The monogame-test.DesktopGL is a platform-specific project. Its job is mainly to set up the game's platform-specific environment. This platform is MonoGame's "DesktopGL", which by some SDL and OpenGL magic, uses a single codebase to support Windows, Mac and Linux desktop platforms.

The only code in the DesktopGL project is in Program.cs. It looks like this:

using monogame_test.Core;
using System;

namespace monogame_test.DesktopGL
{    
    public static class Program
    {        
        [STAThread]
        static void Main()
        {
            using (var game = new Game())
                game.Run();
        }
    }
}

Your platform-specific projects will also host content, including your .mgcb file. There might be way to move this into your PCL as well, but I haven't figured it out yet.

The Deets🔗

Some of the squirrely bits of getting this up and running include:

  • Actually Getting MonoGame Working
  • Dealing with things you need to talk to the Platform for

The first is pretty simple. As of March 1 2017, MonoGame has a PCL-compatible NuGet package. You simply add this package to your PCL, and bam. You should be up and running. If your platform-specific projects complain that MonoGame is missing, make sure you've either added it to your references manually, or you've added the appropriate NuGet package to that particular platform project.

Note that apparently the PCL library is not without issues, and it apparently has issues supporting NuGet 3.5+ (and thus UWP) at the moment, but it looks like the MonoGame guys are working on it.

The second is a little more complicated, and also going to be something of an exercise left to the reader (sorry!).

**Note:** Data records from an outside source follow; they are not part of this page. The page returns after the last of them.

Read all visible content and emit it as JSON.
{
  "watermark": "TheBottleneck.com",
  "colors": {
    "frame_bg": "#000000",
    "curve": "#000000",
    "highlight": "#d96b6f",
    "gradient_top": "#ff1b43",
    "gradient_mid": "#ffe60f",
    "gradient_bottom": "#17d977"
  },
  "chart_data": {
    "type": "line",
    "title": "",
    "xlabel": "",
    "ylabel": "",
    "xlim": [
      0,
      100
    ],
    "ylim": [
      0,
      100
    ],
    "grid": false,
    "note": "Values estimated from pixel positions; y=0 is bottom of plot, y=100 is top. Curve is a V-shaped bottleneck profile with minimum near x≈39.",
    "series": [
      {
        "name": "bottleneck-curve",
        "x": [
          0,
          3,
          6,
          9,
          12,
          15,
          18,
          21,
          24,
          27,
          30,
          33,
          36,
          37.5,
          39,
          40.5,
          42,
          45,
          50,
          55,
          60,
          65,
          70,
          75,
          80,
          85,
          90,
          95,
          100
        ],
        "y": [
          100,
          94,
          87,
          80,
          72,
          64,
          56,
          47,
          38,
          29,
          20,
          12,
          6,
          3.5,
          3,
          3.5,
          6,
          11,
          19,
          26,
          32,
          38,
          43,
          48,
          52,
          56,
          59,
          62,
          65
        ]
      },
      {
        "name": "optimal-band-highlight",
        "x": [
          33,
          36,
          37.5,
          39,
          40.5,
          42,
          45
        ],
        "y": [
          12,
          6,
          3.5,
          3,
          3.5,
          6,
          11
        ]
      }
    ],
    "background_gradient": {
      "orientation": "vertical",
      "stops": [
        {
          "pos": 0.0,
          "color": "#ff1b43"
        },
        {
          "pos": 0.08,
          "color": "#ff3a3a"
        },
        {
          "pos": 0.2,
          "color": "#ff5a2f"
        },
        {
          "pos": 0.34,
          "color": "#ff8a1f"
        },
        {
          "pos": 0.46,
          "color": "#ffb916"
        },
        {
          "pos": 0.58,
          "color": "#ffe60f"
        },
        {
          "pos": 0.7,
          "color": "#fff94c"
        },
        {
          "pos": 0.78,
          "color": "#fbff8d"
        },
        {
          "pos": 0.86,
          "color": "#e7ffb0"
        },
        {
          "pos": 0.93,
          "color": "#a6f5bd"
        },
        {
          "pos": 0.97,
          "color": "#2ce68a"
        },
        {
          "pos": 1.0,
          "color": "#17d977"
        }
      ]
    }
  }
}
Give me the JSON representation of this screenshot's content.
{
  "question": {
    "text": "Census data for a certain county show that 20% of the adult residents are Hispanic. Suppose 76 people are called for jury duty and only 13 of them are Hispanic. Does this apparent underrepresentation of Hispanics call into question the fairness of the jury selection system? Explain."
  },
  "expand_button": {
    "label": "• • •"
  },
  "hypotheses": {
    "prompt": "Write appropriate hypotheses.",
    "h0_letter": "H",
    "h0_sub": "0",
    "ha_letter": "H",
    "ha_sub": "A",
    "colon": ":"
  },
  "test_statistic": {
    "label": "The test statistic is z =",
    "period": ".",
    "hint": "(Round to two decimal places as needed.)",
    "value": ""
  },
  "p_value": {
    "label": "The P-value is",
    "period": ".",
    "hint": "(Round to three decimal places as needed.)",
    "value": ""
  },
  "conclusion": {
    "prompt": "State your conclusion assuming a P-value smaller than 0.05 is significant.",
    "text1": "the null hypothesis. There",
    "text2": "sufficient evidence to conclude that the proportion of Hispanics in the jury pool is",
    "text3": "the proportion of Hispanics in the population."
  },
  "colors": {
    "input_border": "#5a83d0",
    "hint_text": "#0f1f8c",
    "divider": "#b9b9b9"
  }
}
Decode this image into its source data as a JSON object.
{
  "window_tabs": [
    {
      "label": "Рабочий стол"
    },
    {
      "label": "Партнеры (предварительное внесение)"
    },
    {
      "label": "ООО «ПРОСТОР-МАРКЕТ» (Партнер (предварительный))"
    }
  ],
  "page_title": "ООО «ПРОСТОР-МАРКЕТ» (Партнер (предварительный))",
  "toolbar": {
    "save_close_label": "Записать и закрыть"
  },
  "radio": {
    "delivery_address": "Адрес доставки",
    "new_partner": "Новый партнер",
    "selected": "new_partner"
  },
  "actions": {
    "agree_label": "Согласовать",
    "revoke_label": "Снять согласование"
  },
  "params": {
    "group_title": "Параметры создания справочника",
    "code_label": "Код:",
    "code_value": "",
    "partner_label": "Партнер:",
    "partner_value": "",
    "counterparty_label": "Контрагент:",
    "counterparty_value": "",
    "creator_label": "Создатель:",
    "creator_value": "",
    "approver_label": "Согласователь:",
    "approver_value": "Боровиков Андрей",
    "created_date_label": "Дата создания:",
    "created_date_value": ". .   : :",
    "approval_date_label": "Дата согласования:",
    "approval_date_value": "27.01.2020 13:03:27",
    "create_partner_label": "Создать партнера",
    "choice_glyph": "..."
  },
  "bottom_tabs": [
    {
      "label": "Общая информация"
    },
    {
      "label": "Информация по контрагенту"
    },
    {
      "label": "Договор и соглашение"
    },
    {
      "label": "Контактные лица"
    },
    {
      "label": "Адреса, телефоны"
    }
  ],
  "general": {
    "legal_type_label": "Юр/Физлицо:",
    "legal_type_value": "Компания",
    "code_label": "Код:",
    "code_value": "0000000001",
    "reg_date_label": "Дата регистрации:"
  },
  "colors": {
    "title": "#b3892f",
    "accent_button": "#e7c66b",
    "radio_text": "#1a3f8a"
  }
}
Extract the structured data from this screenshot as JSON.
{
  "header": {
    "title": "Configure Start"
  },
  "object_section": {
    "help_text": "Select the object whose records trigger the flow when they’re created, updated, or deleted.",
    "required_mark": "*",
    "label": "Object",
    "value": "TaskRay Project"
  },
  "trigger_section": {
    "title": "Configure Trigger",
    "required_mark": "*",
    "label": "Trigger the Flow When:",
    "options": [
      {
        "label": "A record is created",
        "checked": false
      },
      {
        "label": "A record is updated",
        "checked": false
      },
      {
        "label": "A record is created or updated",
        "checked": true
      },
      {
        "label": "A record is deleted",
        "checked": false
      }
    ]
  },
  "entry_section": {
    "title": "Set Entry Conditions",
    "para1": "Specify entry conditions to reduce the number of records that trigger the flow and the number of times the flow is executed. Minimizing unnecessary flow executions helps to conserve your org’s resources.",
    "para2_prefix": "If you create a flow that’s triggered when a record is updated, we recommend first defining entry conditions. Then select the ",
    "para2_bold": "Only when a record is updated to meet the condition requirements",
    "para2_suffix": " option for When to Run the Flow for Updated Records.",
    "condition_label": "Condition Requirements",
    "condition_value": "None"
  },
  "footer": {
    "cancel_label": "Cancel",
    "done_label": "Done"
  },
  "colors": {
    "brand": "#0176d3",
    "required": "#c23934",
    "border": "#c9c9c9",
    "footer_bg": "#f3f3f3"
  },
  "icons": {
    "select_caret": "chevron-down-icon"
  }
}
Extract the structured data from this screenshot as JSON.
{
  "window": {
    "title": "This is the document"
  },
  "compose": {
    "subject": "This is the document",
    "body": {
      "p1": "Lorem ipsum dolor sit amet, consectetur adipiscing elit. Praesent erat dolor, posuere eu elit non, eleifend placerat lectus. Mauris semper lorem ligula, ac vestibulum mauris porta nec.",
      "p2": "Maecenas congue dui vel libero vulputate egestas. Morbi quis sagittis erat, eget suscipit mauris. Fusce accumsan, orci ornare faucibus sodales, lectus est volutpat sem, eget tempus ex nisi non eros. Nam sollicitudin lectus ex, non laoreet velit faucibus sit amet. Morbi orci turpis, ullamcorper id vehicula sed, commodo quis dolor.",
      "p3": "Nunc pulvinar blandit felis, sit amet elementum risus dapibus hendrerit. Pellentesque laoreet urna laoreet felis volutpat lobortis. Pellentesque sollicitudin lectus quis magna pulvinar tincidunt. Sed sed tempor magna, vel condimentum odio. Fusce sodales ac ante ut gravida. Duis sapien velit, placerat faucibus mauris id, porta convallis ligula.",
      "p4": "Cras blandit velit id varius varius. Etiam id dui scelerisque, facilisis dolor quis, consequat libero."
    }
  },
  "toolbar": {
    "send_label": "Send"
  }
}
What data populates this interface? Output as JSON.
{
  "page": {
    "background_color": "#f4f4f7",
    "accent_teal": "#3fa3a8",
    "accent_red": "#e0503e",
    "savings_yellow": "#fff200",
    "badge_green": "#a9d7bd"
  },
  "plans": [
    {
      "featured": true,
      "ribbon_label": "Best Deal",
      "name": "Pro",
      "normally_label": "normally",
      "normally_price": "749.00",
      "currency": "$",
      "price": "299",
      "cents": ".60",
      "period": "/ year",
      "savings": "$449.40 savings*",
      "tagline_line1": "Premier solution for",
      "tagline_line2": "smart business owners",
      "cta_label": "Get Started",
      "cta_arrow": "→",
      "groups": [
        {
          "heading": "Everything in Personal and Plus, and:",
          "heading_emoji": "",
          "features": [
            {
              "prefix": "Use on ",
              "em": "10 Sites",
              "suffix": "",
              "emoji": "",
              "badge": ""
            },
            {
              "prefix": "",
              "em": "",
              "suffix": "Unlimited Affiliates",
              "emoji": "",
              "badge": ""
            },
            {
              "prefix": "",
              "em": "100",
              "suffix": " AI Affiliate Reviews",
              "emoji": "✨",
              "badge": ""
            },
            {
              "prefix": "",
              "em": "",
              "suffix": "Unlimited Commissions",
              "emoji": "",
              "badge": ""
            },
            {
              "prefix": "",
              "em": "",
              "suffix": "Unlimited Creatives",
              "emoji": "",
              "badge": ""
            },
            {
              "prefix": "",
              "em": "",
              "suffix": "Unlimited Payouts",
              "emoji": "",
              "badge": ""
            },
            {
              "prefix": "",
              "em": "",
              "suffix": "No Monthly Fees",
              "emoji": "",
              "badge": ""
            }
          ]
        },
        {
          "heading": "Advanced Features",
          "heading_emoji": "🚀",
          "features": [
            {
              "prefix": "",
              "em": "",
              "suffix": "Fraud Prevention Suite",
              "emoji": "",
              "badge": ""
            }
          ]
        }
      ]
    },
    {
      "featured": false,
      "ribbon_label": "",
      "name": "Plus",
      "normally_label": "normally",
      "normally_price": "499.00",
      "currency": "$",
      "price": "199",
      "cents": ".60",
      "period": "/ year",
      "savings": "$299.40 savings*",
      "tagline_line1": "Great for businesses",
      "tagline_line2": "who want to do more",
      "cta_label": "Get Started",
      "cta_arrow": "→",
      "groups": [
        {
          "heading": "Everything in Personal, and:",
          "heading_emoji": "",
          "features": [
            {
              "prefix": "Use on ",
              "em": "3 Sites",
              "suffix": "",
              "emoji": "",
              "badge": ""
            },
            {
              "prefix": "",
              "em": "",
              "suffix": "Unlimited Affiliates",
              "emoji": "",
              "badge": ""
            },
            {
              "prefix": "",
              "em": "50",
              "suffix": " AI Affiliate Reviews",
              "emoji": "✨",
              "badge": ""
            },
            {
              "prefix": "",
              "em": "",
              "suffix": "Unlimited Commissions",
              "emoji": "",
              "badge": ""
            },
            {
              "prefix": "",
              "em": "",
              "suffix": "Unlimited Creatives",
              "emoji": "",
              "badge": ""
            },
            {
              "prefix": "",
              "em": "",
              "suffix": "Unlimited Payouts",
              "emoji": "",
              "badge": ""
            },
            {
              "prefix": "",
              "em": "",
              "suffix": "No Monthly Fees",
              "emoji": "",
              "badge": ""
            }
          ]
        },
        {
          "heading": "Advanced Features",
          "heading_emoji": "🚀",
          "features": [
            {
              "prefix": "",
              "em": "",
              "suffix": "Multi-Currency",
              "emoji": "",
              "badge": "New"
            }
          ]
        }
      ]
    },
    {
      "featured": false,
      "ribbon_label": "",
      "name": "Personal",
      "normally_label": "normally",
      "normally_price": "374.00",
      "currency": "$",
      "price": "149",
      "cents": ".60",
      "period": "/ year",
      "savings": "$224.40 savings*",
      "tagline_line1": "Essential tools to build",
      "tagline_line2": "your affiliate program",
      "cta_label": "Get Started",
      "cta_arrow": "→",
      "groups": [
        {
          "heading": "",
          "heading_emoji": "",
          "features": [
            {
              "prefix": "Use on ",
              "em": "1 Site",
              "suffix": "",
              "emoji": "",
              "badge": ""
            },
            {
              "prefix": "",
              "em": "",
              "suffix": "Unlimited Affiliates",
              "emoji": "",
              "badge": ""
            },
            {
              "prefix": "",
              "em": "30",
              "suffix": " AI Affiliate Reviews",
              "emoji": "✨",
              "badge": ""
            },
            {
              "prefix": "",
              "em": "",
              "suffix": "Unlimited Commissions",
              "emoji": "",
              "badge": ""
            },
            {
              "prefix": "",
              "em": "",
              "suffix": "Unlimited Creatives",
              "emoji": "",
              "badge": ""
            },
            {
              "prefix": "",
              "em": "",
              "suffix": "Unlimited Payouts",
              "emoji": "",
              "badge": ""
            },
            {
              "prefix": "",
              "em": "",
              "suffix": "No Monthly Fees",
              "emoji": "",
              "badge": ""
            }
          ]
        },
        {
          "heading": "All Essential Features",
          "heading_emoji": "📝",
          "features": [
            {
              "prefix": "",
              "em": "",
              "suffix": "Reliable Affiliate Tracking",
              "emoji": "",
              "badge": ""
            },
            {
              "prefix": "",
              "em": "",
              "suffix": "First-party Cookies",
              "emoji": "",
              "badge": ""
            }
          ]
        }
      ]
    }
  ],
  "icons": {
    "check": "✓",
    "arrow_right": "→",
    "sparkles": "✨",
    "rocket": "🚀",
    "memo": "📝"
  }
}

Part of the issue is that PCLs don't have access to certain APIs because there's no good cross-platform way to abstract them away. One example of those is file IO APIs--a PCL has no way to talk to the filesystem out of the box. In this particular case, there's an excellent library called PCLStorage that presents a cross-platform file API that PCLs can consume. But what if you need access to something that no kind soul has written a library for?

One possible solution is to mimic Xamarin's Dependency Service. That is, you define an interface for the thing you'd like to be able to do in your PCL, and then each of your platform-specific projects will implement that interface. How you actually go about retriving the appropiate concrete implementation of that interface at runtime is an open question.

One of the simplest, dumbest solutions would be to just have a class in the PCL that looks something like this:

public static class ServiceLocator
{
    private static Dictionary<Type, IService> _serviceRegistry = new Dictionary<Type, IService>();

    public static void Register<TService>(IService implementation)
    {
        _serviceRegistry.Add(typeof(TService), implementation);
    }

    public static IService Get<TService>()
    {
        return _serviceRegistry[typeof(TService)];
    }
}

...and then your platform-specific projects register all their implementations before calling Game.Run(). Then, when your PCL needs a service, it can just do ServiceLocator.Get<YourService>().ServiceThings(). Of course, even with that solution, you'd want to do things like null-checking, existence-checking, etc.